As Randy Hallier observed, a wave of advertising has been putting a good deal of pressure on clients to buy gold and other commodities. He asked his colleagues how they dealt with that.

“It’s our job to dictate to the clients what we think is the right move for them,” said Molly Kerr, “rather than the media dictating what we are going to do.”
She said of the media pressure to buy
gold, “It’s a play on fear. It’s a play on the dollar. It’s a play on potential inflation.”

Still, there is no denying the pressure to buy gold. “When it goes up,” said Steve Soden, “and they don’t own it, it drives a lot of people nuts.”

“Someone told me there are vending machines where you can buy gold,” said Chris Costello. “Is this not an indicator that markets have topped? This reeks of the tulip mania of the 1600s here right now.”

“If it’s not a bubble,” agreed Randy Hallier, “it’s bubblish.” China has added to the pressure, said Mike Brown: “They’re buying up the world’s supply of gold as we speak.”

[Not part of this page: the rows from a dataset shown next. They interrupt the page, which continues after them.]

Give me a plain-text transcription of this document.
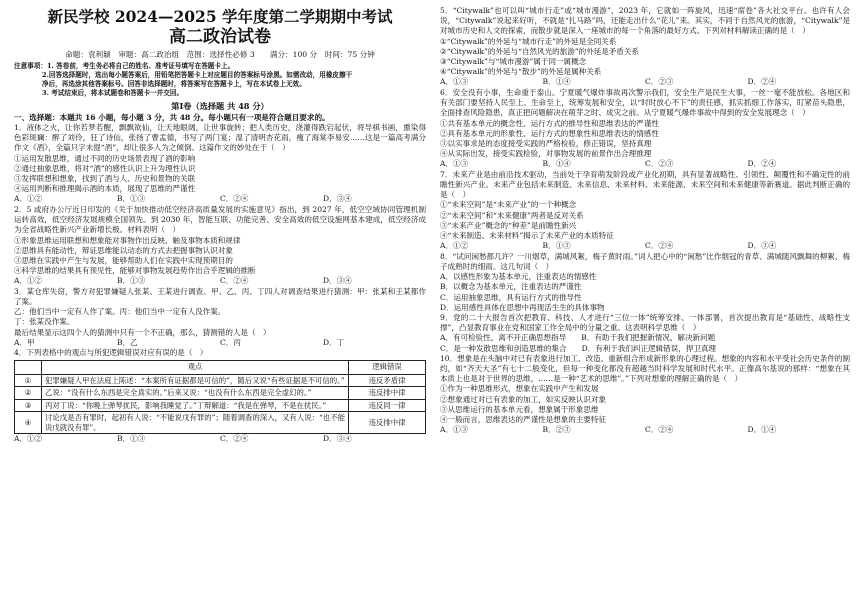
新民学校 2024—2025 学年度第二学期期中考试
高二政治试卷
命题：袁利颖　审题：高二政治组　范围：选择性必修 3　　满分：100 分　时间：75 分钟
注意事项：1. 答卷前，考生务必将自己的姓名、准考证号填写在答题卡上。
2.回答选择题时，选出每小题答案后，用铅笔把答题卡上对应题目的答案标号涂黑。如需改动，用橡皮擦干
净后，再选涂其他答案标号。回答非选择题时，将答案写在答题卡上，写在本试卷上无效。
3. 考试结束后，将本试题卷和答题卡一并交回。
第Ⅰ卷（选择题 共 48 分）
一、选择题：本题共 16 小题，每小题 3 分，共 48 分。每小题只有一项是符合题目要求的。

1．液体之火，让你若梦若醒，飘飘欲仙，让天地眼阔，让世事旋转；把人类历史，浇灌得跌宕起伏，将导棋书画，熏染得色彩斑斓：醉了刘伶，狂了诗仙，张扬了曹孟德，书写了两门宴；湿了清明杏花雨，瘦了海棠李易安……这是一篇高考满分作文《酒》，全篇只字未提“酒”，却让很多人为之倾倒。这篇作文的妙处在于（　）

①运用发散思维，通过不同的历史场景表现了酒的影响

②通过抽象思维，将对“酒”的感性认识上升为理性认识

③发挥联想和想象，找到了酒与人、历史和景物的关联

④运用判断和推理揭示酒的本质，展现了思维的严谨性

A．①②	B．①③	C．②④	D．③④

2．5 或府办公厅近日印发的《关于加快推动低空经济高质量发展的实施意见》指出，到 2027 年，低空空域协同管理机制运转高效，低空经济发展规模全国领先。到 2030 年，智能互联、功能完善、安全高效的低空设施网基本建成，低空经济成为全省战略性新兴产业新增长极。材料表明（　）

①形象思维运用联想和想象能对事物作出反映，触及事物本质和规律

②思维具有能动性，辩证思维能以动态的方式去把握事物认识对象

③思维在实践中产生与发展，能够帮助人们在实践中实现预期目的

④科学思维的结果具有预见性，能够对事物发展趋势作出合乎逻辑的推断

A．①②	B．①③	C．②④	D．③④

3．某仓库失窃，警方对犯罪嫌疑人张某、王某进行调查。甲、乙、丙、丁四人对调查结果进行猜测：甲：张某和王某都作了案。

乙：他们当中一定有人作了案。丙：他们当中一定有人没作案。

丁：张某没作案。

最后结果显示这四个人的猜测中只有一个不正确，那么，猜测错的人是（　）

A．甲	B．乙	C．丙	D．丁

4．下列表格中的观点与所犯逻辑错误对应有误的是（　）

	观点	逻辑错误
①	犯罪嫌疑人甲在法庭上陈述：“本案所有证据都是可信的”，随后又说“有些证据是不可信的。”	违反矛盾律
②	乙说：“没有什么东西是完全真实的。”后来又说：“也没有什么东西是完全虚幻的。”	违反排中律
③	丙对丁说：“你晚上弹琴扰民，影响我睡觉了。”丁辩解道：“我是在弹琴，不是在扰民。”	违反同一律
④	讨论戊是否有罪时，起初有人说：“不能说戊有罪的”；随着调查的深入，又有人说：“也不能说戊就没有罪”。	违反排中律
A．①②	B．①③	C．②④	D．③④

5．“Citywalk”也可以叫“城市行走”或“城市漫游”，2023 年，它就如一阵旋风，迅速“席卷”各大社交平台。也许有人会说，“Citywalk”说起来好听，不就是“扎马路”吗，还能走出什么“花儿”来。其实，不同于自然风光的旅游，“Citywalk”是对城市历史和人文的探索，而散步就是深入一座城市的每一个角落的最好方式。下列对材料解读正确的是（　）

①“Citywalk”的外延与“城市行走”的外延是全同关系

②“Citywalk”的外延与“自然风光的旅游”的外延是矛盾关系

③“Citywalk”与“城市漫游”属于同一属概念

④“Citywalk”的外延与“散步”的外延是属种关系

A．①③	B．①④	C．②③	D．②④

6．安全没有小事，生命重于泰山。宁夏暖气爆炸事故再次警示我们，安全生产是民生大事，一丝一毫不能放松。各地区和有关部门要坚持人民至上、生命至上，统筹发展和安全，以“时时放心不下”的责任感，抓实抓细工作落实，盯紧苗头隐患，全面排查风险隐患，真正把问题解决在萌芽之时、成灾之前。从宁夏暖气爆炸事故中得到的安全发展理念（　）

①共有基本单元的概念性、运行方式的推导性和思维表达的严谨性

②具有基本单元的形象性、运行方式的想象性和思维表达的情感性

③以实事求是的态度接受实践的严格检验，修正错误，坚持真理

④从实际出发，接受实践检验，对事物发展的前景作出合理推理

A．①③	B．①④	C．②③	D．②④

7．未来产业是由前沿技术驱动，当前处于孕育萌发阶段或产业化初期，具有显著战略性、引领性、颠覆性和不确定性的前瞻性新兴产业。未来产业包括未来制造、未来信息、未来材料、未来能源、未来空间和未来健康等新赛道。据此判断正确的是（　）

①“未来空间”是“未来产业”的一个种概念

②“未来空间”和“未来健康”两者是反对关系

③“未来产业”概念的“种差”是前瞻性新兴

④“未来制造、未来材料”揭示了未来产业的本质特征

A．①②	B．①③	C．②④	D．③④

8．“试问闲愁都几许？一川烟草，满城风絮，梅子黄时雨。”词人把心中的“闲愁”比作烟冠的青草、满城随风飘舞的柳絮、梅子成熟时的细雨。这几句词（　）

A．以感性形象为基本单元，注重表达的情感性

B．以概念为基本单元，注重表达的严谨性

C．运用抽象思维，具有运行方式的推导性

D．运用感性具体在思想中再现活生生的具体事物

9．党的二十大报告首次把教育、科技、人才进行“三位一体”统筹安排、一体部署，首次提出教育是“基础性、战略性支撑”，凸显教育事业在党和国家工作全局中的分量之重。这表明科学思维（　）

A．有可检验性，离不开正确思想指导　　B．有助于我们把握新情况，解决新问题

C．是一种发散思维和创造思维的集合　　D．有利于我们纠正逻辑错误，捍卫真理

10．想象是在头脑中对已有表象进行加工、改造、重新组合形成新形象的心理过程。想象的内容和水平受社会历史条件的制约，如“齐天大圣”有七十二般变化，但每一种变化都没有超越当时科学发展和时代水平。正像高尔基说的那样：“想象在其本质上也是对于世界的思维，……是一种“艺术的思维”。”下列对想象的理解正确的是（　）

①作为一种思维形式，想象在实践中产生和发展

②想象通过对已有表象的加工，如实反映认识对象

③从思维运行的基本单元看，想象属于形象思维

④一般而言，思维表达的严谨性是想象的主要特征

A．①③	B．②③	C．②④	D．①④
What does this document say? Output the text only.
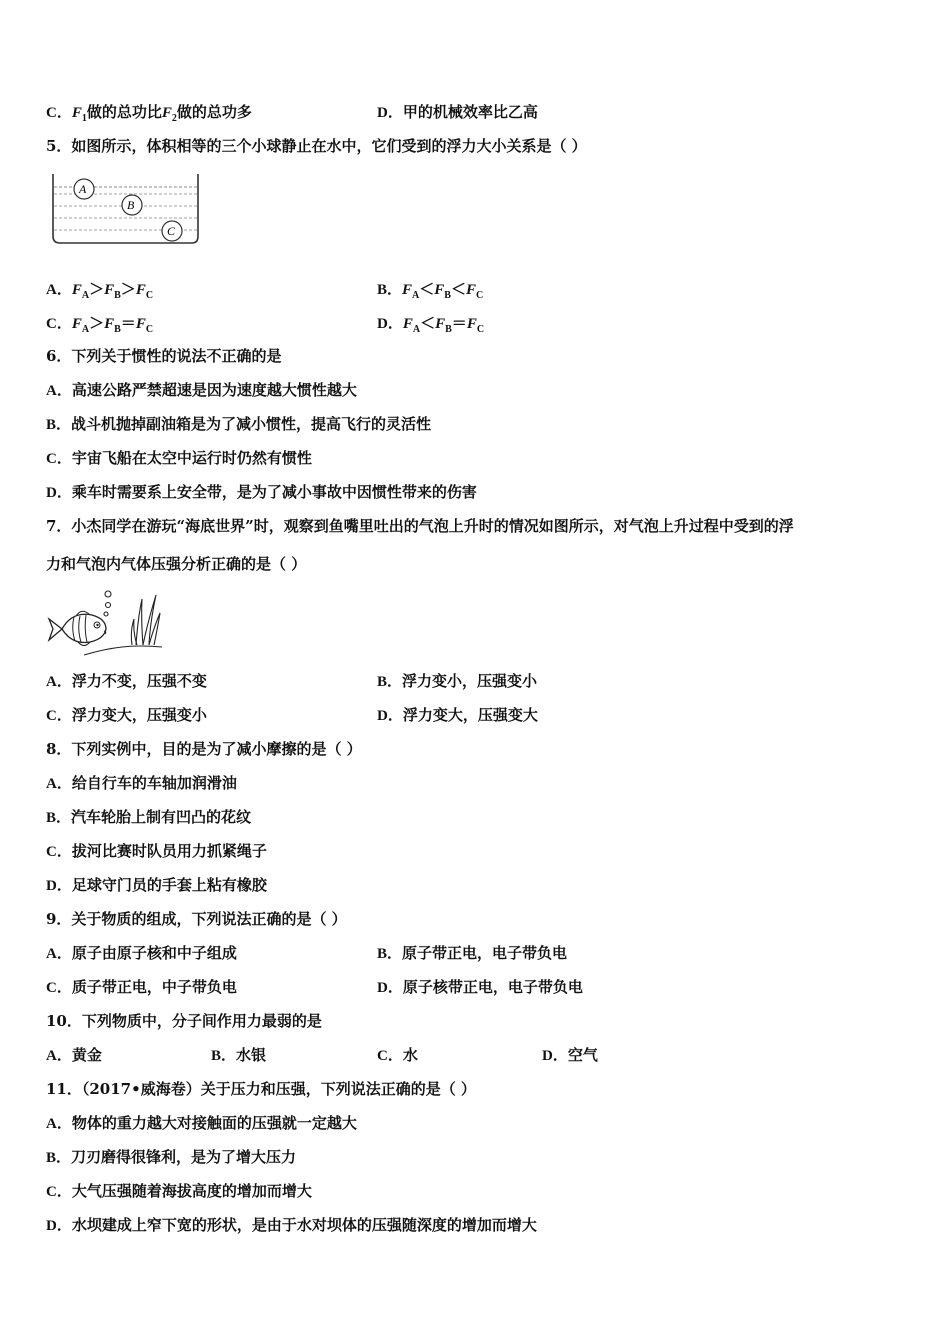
C．$F_1$做的总功比$F_2$做的总功多	D．甲的机械效率比乙高
5．如图所示，体积相等的三个小球静止在水中，它们受到的浮力大小关系是（ ）
A
B
C
A．$F_A>F_B>F_C$	B．$F_A<F_B<F_C$
C．$F_A>F_B=F_C$	D．$F_A<F_B=F_C$
6．下列关于惯性的说法不正确的是
A．高速公路严禁超速是因为速度越大惯性越大
B．战斗机抛掉副油箱是为了减小惯性，提高飞行的灵活性
C．宇宙飞船在太空中运行时仍然有惯性
D．乘车时需要系上安全带，是为了减小事故中因惯性带来的伤害
7．小杰同学在游玩“海底世界”时，观察到鱼嘴里吐出的气泡上升时的情况如图所示，对气泡上升过程中受到的浮
力和气泡内气体压强分析正确的是（ ）
A．浮力不变，压强不变	B．浮力变小，压强变小
C．浮力变大，压强变小	D．浮力变大，压强变大
8．下列实例中，目的是为了减小摩擦的是（ ）
A．给自行车的车轴加润滑油
B．汽车轮胎上制有凹凸的花纹
C．拔河比赛时队员用力抓紧绳子
D．足球守门员的手套上粘有橡胶
9．关于物质的组成，下列说法正确的是（ ）
A．原子由原子核和中子组成	B．原子带正电，电子带负电
C．质子带正电，中子带负电	D．原子核带正电，电子带负电
10．下列物质中，分子间作用力最弱的是
A．黄金	B．水银	C．水	D．空气
11．（2017•威海卷）关于压力和压强，下列说法正确的是（ ）
A．物体的重力越大对接触面的压强就一定越大
B．刀刃磨得很锋利，是为了增大压力
C．大气压强随着海拔高度的增加而增大
D．水坝建成上窄下宽的形状，是由于水对坝体的压强随深度的增加而增大
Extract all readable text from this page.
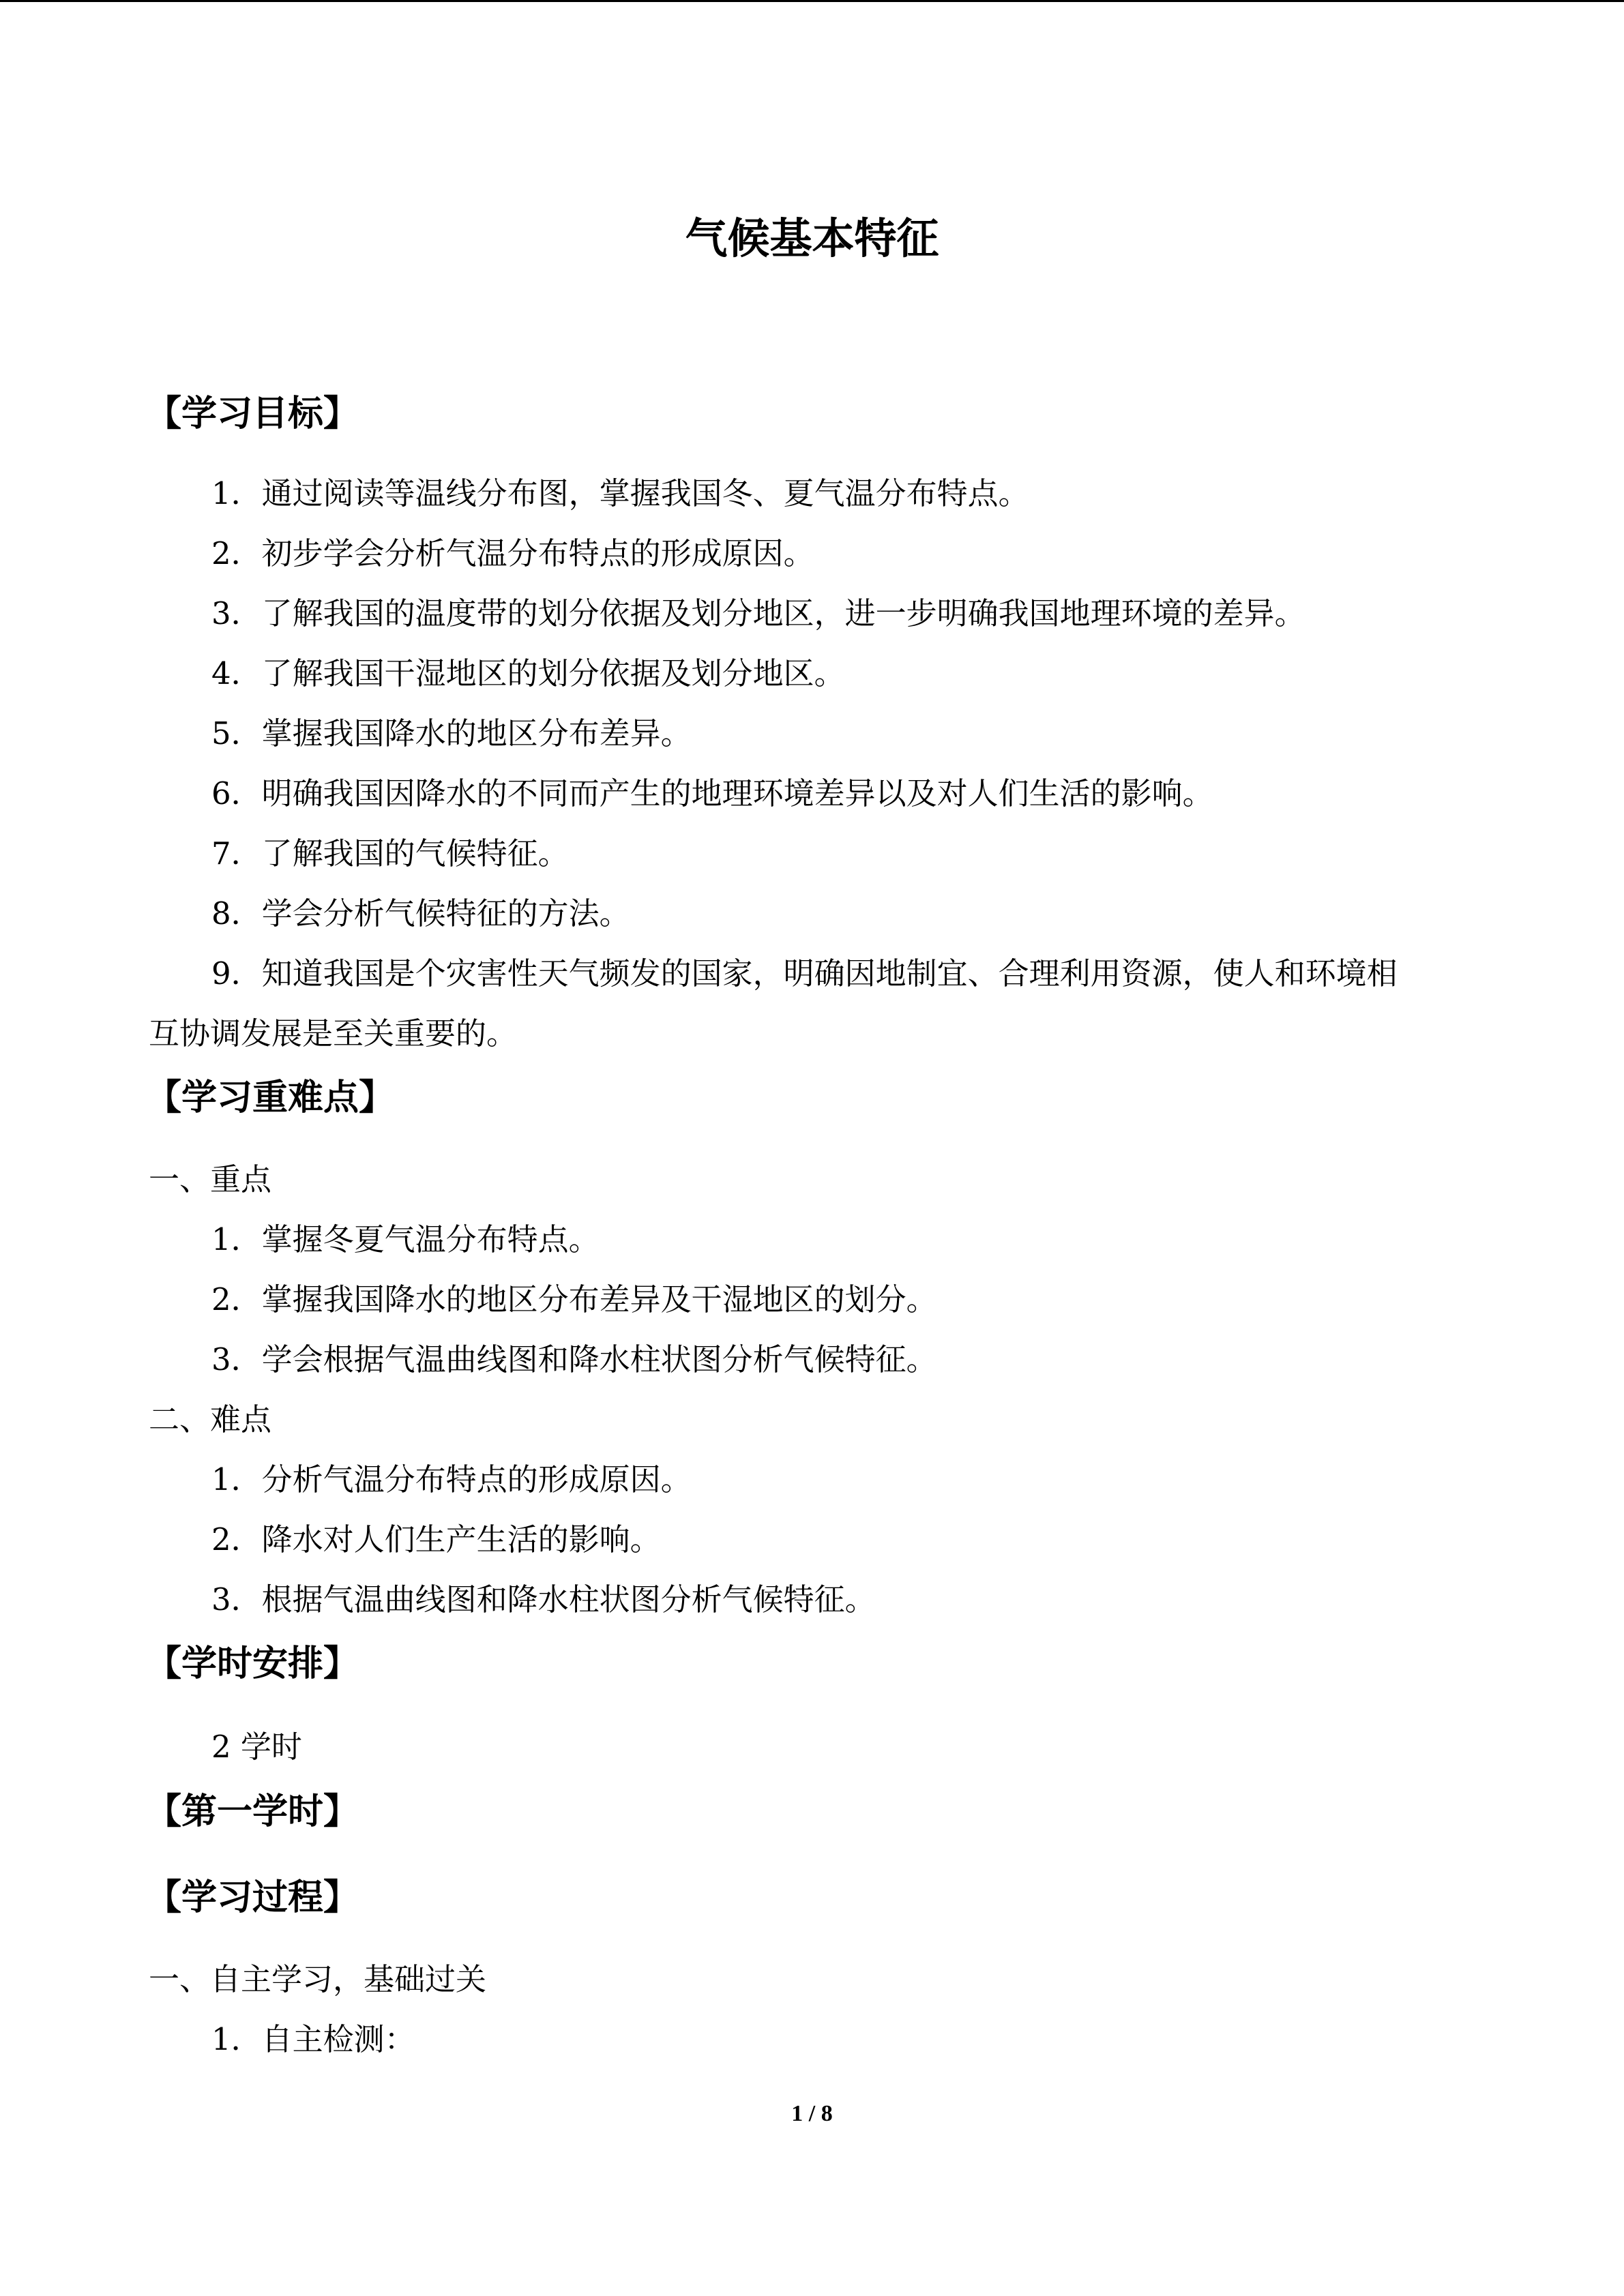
气候基本特征
【学习目标】

1．通过阅读等温线分布图，掌握我国冬、夏气温分布特点。

2．初步学会分析气温分布特点的形成原因。

3．了解我国的温度带的划分依据及划分地区，进一步明确我国地理环境的差异。

4．了解我国干湿地区的划分依据及划分地区。

5．掌握我国降水的地区分布差异。

6．明确我国因降水的不同而产生的地理环境差异以及对人们生活的影响。

7．了解我国的气候特征。

8．学会分析气候特征的方法。

9．知道我国是个灾害性天气频发的国家，明确因地制宜、合理利用资源，使人和环境相

互协调发展是至关重要的。

【学习重难点】

一、重点

1．掌握冬夏气温分布特点。

2．掌握我国降水的地区分布差异及干湿地区的划分。

3．学会根据气温曲线图和降水柱状图分析气候特征。

二、难点

1．分析气温分布特点的形成原因。

2．降水对人们生产生活的影响。

3．根据气温曲线图和降水柱状图分析气候特征。

【学时安排】

2 学时

【第一学时】
【学习过程】

一、自主学习，基础过关

1．自主检测：

1 / 8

Greg Spears sees a different dynamic with gold in that doomsayers view it as a safety net. “If the world falls apart,” he said, “and we have a major depression, they think, ‘well at least I’ve got gold to support me, and I’ve got something that has value and always has historically’.” The combination of appreciation exuberance and doomsday anxiety keeps the pressure on.

Said Mike Brown wryly, “We tell the doomsayers to buy lead.”

Pete Martinez asks his clients how they feel about trading currencies. They typically decline because there’s too much risk. “Gold really is a currency more than anything else,” said Martinez. “There is an exuberance right now because of what’s happened in the last five or six years, but if you look at the 20-year averages on gold, it’s not that great.”

“It doesn’t generate any income, either,” said Brian Perott. He tells his clients that if there is the hedge in the portfolio, it is diversification. He is not keen on seeing gold continue to go up because that means that the majority of other assets are probably down.


China

Mike Brown referred to the People’s Republic as “the big elephant in the room.” He asked his colleagues whether their clients pressed them for information on China’s intentions, and if so, what they told the clients.

Brian Perott noted a downturn in client interest because Chinese equity markets have been performing relatively poorly. For Aaron Clark, the questions he has fielded have been more philosophical—regarding protectionism, jobs, currency depreciation, and the like.

“Some of the questions I’ve had about China,” said Pete Martinez, “are whether they’re going to call our bet? Are they going to cash in their bonds?” Martinez believes we are in a symbiotic relationship with the Chinese: “They need to produce their trinkets and we need to by their trinkets.”

Chris Costello does not believe China will use its reserves to bail out Europe, as has been suggested. The question that Chinese citizens might ask is: “How could they help people in Europe that drink wine and eat steak for dinner when a third of their population is living on rice?”

UMB remains a little wary of the Chinese experiment. “We’ve never made a direct investment in China,” said Molly Kerr. “We don’t like that idea. We like to play around the perimeter.” UMB, she noted, is “just not comfortable” with that investment.